To the sound of a horn blast that will become familiar to Detroiters in a few months, a fresh-from-the-factory M-1 RAIL streetcar made a historic first run on Dec. 12 along the 3.3 mile route through the city’s Woodward Corridor.

For the inaugural run, the streetcar motored out of the Penske Tech Center, the M-1 maintenance and operations hub, under its own power and then was towed by truck the rest of the way down Woodward Avenue to the line’s southernmost station at Congress Street. M-1 RAIL CEO Matt Cullen said this was the first of a thousand test runs in preparation for the beginning of passenger service in 2017.

An M-1 streetcar rolls out of the Penske Tech Center for the first time
An M-1 streetcar rolls out of the Penske Tech Center for the first time.

The event marked another recent milestone for the streetcar project which began construction in July 2014:  the first cars arrived in September, track installation and road construction was completed in November, designs for the system’s 20 stations were released in early December. The streetcar system – running along what is designated as the New Center-to-downtown QLINE – is to carry its first regular service riders this spring.

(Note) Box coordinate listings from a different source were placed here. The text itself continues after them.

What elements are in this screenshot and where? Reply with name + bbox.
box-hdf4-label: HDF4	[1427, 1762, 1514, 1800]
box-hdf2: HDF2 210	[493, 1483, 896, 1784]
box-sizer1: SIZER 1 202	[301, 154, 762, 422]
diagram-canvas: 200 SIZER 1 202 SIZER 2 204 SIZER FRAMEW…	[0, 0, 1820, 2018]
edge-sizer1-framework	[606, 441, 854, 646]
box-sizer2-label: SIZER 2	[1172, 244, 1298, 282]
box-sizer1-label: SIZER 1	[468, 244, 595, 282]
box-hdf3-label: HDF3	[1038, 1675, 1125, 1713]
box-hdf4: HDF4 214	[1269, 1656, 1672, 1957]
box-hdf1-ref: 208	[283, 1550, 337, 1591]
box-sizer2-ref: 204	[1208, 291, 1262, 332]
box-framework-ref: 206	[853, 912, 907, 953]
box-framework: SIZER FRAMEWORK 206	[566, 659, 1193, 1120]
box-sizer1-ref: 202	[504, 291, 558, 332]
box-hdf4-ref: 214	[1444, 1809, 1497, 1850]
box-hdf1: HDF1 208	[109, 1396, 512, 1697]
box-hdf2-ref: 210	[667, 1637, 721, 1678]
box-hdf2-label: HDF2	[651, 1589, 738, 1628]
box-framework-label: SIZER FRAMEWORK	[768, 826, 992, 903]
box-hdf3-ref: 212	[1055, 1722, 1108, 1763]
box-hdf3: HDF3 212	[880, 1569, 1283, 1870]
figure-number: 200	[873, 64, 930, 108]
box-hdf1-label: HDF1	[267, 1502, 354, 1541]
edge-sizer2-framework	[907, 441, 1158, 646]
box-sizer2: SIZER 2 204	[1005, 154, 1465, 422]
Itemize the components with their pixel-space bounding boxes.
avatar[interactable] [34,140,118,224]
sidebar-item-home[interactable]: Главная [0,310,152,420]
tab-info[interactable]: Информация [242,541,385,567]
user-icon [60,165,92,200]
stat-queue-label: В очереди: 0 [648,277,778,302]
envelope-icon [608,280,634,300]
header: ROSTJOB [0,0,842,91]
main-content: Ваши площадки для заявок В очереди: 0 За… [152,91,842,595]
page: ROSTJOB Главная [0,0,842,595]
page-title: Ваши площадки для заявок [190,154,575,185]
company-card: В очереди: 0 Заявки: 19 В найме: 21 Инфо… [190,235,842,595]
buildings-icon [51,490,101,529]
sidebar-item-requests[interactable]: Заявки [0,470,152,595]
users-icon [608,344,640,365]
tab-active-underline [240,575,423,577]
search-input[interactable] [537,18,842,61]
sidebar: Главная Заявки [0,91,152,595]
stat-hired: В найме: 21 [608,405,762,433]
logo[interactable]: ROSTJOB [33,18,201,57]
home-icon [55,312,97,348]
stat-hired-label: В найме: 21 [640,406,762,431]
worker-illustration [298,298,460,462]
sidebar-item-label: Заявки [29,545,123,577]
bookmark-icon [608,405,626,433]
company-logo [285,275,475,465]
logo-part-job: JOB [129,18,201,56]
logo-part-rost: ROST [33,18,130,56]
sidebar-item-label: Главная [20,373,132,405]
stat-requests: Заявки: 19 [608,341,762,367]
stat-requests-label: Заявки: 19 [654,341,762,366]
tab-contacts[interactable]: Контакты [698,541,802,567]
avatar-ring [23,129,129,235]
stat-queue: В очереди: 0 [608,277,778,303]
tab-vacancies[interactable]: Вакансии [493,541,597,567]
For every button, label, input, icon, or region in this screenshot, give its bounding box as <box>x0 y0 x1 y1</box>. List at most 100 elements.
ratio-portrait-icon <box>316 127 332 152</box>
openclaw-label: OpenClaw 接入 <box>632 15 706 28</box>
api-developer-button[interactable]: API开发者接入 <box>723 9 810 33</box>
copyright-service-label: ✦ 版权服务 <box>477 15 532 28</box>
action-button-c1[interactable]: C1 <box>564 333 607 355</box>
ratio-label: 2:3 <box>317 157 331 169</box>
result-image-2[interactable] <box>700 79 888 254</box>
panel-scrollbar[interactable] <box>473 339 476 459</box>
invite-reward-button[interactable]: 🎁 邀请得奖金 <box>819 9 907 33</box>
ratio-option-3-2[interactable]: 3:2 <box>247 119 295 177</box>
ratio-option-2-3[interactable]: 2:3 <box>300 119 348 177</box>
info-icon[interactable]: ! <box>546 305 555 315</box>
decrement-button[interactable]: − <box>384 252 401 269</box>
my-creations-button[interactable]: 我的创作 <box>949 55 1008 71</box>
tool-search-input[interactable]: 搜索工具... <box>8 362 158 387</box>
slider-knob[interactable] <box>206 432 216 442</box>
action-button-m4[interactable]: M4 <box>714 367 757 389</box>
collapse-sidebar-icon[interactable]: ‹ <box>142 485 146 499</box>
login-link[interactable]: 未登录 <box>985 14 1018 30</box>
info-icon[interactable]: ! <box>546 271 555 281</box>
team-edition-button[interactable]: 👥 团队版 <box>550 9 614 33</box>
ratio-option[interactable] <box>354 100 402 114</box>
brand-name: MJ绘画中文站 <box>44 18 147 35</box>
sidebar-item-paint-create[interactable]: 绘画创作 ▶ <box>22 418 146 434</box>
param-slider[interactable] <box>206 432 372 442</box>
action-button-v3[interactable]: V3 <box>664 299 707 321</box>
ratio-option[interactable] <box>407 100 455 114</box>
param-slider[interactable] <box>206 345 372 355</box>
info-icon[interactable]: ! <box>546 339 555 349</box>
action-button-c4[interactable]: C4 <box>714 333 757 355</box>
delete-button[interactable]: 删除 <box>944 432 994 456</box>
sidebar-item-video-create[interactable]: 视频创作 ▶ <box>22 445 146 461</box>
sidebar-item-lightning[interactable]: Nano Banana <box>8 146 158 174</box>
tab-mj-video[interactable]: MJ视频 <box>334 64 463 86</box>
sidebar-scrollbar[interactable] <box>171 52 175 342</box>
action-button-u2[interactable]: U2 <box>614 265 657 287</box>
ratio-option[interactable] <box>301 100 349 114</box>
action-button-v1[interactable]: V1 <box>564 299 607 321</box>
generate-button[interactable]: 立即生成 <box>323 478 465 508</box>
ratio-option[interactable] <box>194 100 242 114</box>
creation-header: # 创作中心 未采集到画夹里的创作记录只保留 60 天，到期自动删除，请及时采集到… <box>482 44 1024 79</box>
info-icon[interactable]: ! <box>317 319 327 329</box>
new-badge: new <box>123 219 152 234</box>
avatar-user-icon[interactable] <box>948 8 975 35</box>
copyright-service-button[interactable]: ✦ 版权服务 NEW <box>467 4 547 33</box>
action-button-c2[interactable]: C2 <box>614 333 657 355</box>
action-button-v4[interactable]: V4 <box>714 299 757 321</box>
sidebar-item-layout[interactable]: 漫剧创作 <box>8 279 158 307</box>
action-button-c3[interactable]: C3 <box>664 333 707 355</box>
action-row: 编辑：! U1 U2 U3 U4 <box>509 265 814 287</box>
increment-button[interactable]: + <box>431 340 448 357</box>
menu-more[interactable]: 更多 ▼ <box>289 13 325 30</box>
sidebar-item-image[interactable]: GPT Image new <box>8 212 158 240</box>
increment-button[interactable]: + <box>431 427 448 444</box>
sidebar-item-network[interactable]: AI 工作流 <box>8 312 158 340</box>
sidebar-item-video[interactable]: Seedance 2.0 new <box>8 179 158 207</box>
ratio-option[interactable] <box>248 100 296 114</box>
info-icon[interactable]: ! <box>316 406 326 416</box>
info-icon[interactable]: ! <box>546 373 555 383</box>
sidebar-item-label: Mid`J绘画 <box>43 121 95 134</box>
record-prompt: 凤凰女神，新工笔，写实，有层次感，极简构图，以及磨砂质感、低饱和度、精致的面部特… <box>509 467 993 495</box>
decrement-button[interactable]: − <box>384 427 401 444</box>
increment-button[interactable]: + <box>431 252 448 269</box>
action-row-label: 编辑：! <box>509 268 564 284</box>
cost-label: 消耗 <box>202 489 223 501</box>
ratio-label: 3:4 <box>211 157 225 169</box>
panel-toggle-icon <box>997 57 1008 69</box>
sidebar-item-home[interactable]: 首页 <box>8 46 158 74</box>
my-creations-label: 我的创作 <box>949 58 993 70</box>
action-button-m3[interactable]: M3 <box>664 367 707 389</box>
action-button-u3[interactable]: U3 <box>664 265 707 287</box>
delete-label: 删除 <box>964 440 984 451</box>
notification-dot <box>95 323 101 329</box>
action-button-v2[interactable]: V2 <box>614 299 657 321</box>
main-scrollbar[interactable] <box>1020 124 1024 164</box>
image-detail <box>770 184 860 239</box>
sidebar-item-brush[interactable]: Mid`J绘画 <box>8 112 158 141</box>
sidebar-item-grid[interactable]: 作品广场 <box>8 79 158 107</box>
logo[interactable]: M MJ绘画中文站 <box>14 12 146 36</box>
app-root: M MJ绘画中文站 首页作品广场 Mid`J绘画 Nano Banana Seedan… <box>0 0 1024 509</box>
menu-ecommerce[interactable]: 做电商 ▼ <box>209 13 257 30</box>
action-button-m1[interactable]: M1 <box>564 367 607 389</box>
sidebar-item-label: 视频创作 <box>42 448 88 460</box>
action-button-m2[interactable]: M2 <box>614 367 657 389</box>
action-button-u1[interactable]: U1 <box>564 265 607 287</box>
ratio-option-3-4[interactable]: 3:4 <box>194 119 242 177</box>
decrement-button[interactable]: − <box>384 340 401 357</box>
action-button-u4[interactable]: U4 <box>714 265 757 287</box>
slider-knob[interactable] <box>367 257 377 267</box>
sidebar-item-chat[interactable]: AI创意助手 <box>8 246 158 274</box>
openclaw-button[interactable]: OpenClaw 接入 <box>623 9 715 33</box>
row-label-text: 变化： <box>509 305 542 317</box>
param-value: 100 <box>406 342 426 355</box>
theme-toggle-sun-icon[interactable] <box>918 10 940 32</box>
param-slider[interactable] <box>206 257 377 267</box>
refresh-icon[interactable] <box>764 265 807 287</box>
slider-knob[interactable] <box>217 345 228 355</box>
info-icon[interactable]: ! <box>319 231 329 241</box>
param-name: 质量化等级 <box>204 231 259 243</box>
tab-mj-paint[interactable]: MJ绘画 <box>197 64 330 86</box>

The Kresge Foundation has been the lead contributor, committing $50 million to the $142 million transit project, the first in the nation led by a philanthropic-private partnership working in conjunction with local, state and federal governments.

The project is intended as a new engine for economic development and opportunity in Detroit’s Woodward Corridor and a statement about the benefits that come with improved transportation in the region. “The QLine transit system gives the city of Detroit added value and will bring the city together,” Mayor Mike Duggan said. “It looks really good, and I can’t wait to get on it.”

Man walking toward QLINE/M-1 station
Last week, M-1 Rail released renderings of stations along the QLINE. 

“A project that many said would never happen is now a reality,” Wendy Lewis Jackson, co-managing director of The Kresge Foundation Detroit Program, told the crowd who gathered to see the streetcar take its inaugural run.

She said Detroiters can see M-1 as an example of how to get tough things done.

“This is how we have approached the biggest, most daunting challenges in our city and our region. We’ll conquer our challenges by acting creatively, by acting cooperatively, and by acting boldly,” said Jackson.